Surjeet firmly believed that only a strong CPI(M) can help create a viable third alternative, based on a common political platform for conducting concerted struggles rather than just an electoral alliance, for what he called a “people’s government” to enforce in the center.

Elected secretary general of the CPI(M) in 1992, a position he held until 2005, he is also seen as mentor of leaders such as Prakash Karat, who succeeded him, and Sitaram Yechury, as well as bridging the gap between the old and new generation. of companions. Surjeet remained a father figure to revelers until the very end.

Harkishan Singh Surjeet of the Indian Communist Movement played a key role in providing significant external support to the Congress-led UPA government led by Manmohan Singh in the wake of a broken sentence in the 2004 Lok Sabha election, eliminating the possibility of swift polls .

Surjeet made the party’s position public in his speech at the 18th party congress here in 2005, when he said there were fundamental differences between the congress and the left due to their respective class characters and noted that the struggle between the two approaches will continue.
“However, we recognize Congress as a secular party. As the largest political party in the country, its role is important in defining the secular nature of the state at this time. It is this concern that has led us to expand support for Congress- led the UPA government, “he said.

History flipped completely when his party adopted UPA and attempted to overthrow the government it had helped form on the issue of the Indo-American nuclear deal.
Surjeet was a founding member of the CPI(M) after the vertical split of the CPI in 1964. He was a staunch opponent of municipal politics and kept pace with political events despite his age. He was also very outspoken in criticizing American imperialism and its campaign against Iraq.

Born on March 23, 1916 in a remote village in the Jalandhar district of Punjab, Surjeet was baptized with fire in politics at an early age when he joined the ‘Naujawan Bharat Sabha’ formed by none other than Bhagat Singh and other revolutionaries.

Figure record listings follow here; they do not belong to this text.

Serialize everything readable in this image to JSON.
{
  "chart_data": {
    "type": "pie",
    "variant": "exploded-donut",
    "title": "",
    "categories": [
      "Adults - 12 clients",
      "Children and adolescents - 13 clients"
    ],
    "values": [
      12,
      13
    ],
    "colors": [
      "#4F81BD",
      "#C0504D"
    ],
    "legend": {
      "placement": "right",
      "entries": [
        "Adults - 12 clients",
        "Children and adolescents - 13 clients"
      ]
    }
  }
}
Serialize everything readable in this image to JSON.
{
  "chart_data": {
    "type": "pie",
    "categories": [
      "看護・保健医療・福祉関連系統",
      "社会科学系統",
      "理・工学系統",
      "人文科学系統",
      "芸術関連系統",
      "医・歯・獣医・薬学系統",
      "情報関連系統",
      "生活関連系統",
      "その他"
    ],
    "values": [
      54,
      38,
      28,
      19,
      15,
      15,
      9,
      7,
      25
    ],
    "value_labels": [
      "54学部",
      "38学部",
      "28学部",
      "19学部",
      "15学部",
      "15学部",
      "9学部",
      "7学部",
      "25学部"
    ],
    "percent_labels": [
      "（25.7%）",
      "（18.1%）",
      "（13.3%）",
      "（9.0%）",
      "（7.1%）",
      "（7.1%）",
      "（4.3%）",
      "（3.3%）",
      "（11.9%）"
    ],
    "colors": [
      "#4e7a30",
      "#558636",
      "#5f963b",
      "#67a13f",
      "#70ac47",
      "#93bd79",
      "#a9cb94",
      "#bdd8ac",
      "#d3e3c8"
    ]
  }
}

His strong nerves were on display when, at the age of 16 when he dared to tear the Union Jack and hoist the tricolor atop Hoshiarpur District Court, only to be shot twice by British police and end up in prison for the first time. He had spent a total of ten years in prison.
But it was only the beginning for the young “Sardar” who confronted the powerful colonial regime several  times head-on. His dark way of identifying himself as “London Tod Singh” when asked his name by a judge during a trial made him popular overnight. Like all first generation communist leaders, Surjeet had to go into hiding several times to avoid arrest, mainly during World War II and later between 1948 and 1952 when the party was banned by the first government of the Congress. He was arrested several times during the period.

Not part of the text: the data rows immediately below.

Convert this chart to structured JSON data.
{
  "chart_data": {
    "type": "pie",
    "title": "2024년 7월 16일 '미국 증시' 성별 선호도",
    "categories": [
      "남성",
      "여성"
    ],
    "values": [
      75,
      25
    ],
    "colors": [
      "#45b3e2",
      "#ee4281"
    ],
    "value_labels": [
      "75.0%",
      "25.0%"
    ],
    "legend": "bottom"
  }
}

Surjeet also worked to maintain communal harmony during the painful days of the Indo-Pakistani partition when he was secretary of CPI’s Punjab unit. His foray into the world of partisan politics began in 1934 when he joined the outlawed Communist Party. He became a member of the Socialist Congress Party in 1935 and also began working for the Kisan Sabha, which he led in the early 1950s.

A voracious reader, he edited many newspapers and party organs weekly, including Dukhi Duniya and Lok Lehar, and also authored socially and politically relevant books such as Land Reforms in India, Future of Kashmir, Happenings in Punjab and the “Outline of the History of the Communist Party”.
He founded a monthly “Chingari” (Spark) in Saharanpur in Uttar Pradesh in 1938 when he was deposed outside Punjab for anti-British activities.

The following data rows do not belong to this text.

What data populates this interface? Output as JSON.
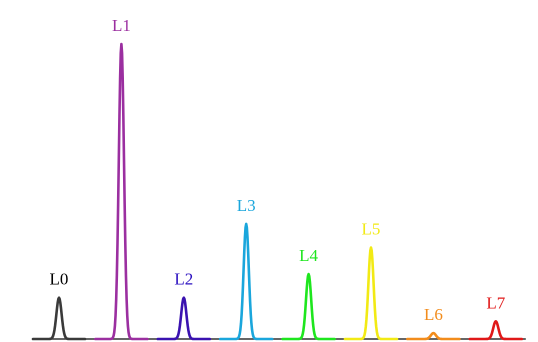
{
  "chart_data": {
    "type": "line",
    "title": "",
    "xlabel": "",
    "ylabel": "",
    "grid": false,
    "legend": "none",
    "ylim": [
      0,
      1
    ],
    "series": [
      {
        "name": "L0",
        "center": 0,
        "peak": 0.14,
        "color": "#3a3a3a",
        "label_color": "#000000"
      },
      {
        "name": "L1",
        "center": 1,
        "peak": 1.0,
        "color": "#9b2fa0",
        "label_color": "#9b2fa0"
      },
      {
        "name": "L2",
        "center": 2,
        "peak": 0.14,
        "color": "#3a12b0",
        "label_color": "#2a0fc0"
      },
      {
        "name": "L3",
        "center": 3,
        "peak": 0.39,
        "color": "#1aa6dc",
        "label_color": "#1aa6dc"
      },
      {
        "name": "L4",
        "center": 4,
        "peak": 0.22,
        "color": "#1ee61e",
        "label_color": "#1ee61e"
      },
      {
        "name": "L5",
        "center": 5,
        "peak": 0.31,
        "color": "#f2ea14",
        "label_color": "#f2ea14"
      },
      {
        "name": "L6",
        "center": 6,
        "peak": 0.02,
        "color": "#f28c1c",
        "label_color": "#f28c1c"
      },
      {
        "name": "L7",
        "center": 7,
        "peak": 0.06,
        "color": "#e01818",
        "label_color": "#e01818"
      }
    ]
  }
}
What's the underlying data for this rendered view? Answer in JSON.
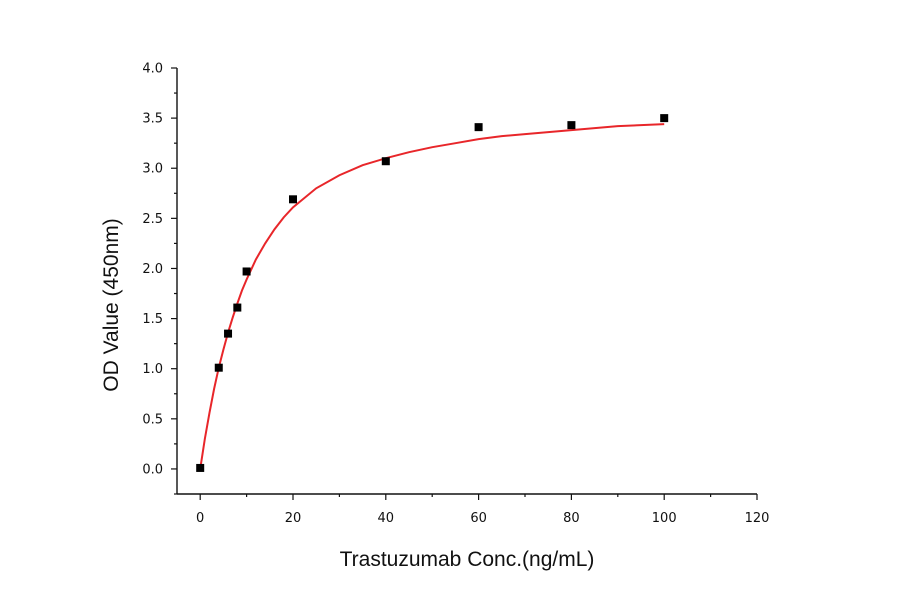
{
  "chart_data": {
    "type": "scatter",
    "xlabel": "Trastuzumab Conc.(ng/mL)",
    "ylabel": "OD Value (450nm)",
    "xlim": [
      -5,
      120
    ],
    "ylim": [
      -0.25,
      4.0
    ],
    "xticks": [
      "0",
      "20",
      "40",
      "60",
      "80",
      "100",
      "120"
    ],
    "yticks": [
      "0.0",
      "0.5",
      "1.0",
      "1.5",
      "2.0",
      "2.5",
      "3.0",
      "3.5",
      "4.0"
    ],
    "grid": false,
    "series": [
      {
        "marker": "square",
        "color": "#000000",
        "x": [
          0,
          4,
          6,
          8,
          10,
          20,
          40,
          60,
          80,
          100
        ],
        "y": [
          0.01,
          1.01,
          1.35,
          1.61,
          1.97,
          2.69,
          3.07,
          3.41,
          3.43,
          3.5
        ]
      },
      {
        "kind": "fit-curve",
        "color": "#e8262a",
        "x": [
          0,
          1,
          2,
          3,
          4,
          5,
          6,
          7,
          8,
          9,
          10,
          12,
          14,
          16,
          18,
          20,
          25,
          30,
          35,
          40,
          45,
          50,
          55,
          60,
          65,
          70,
          75,
          80,
          85,
          90,
          95,
          100
        ],
        "y": [
          0.0,
          0.3,
          0.56,
          0.8,
          1.01,
          1.19,
          1.36,
          1.51,
          1.65,
          1.78,
          1.89,
          2.09,
          2.25,
          2.39,
          2.51,
          2.61,
          2.8,
          2.93,
          3.03,
          3.1,
          3.16,
          3.21,
          3.25,
          3.29,
          3.32,
          3.34,
          3.36,
          3.38,
          3.4,
          3.42,
          3.43,
          3.44
        ]
      }
    ]
  }
}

Friends of the Marxist expert recall that he always wanted to become a poet and started writing under the pseudonym “Surjeet”. Although his pseudonym persisted, he did not become a poet.

At the CPI-M annual congress in Coimbatore, a sick Surjeet was removed from the party politburo at his request after serving for decades.
The death of Surjeet, a pragmatic politician with a sharp mind, opens the curtain on an era in the country’s Communist history and his party will surely lack his analytical skills and political acumen in the days to come.

The post The Forgotten Communist Who Helped Form UPA appeared first on HW News English.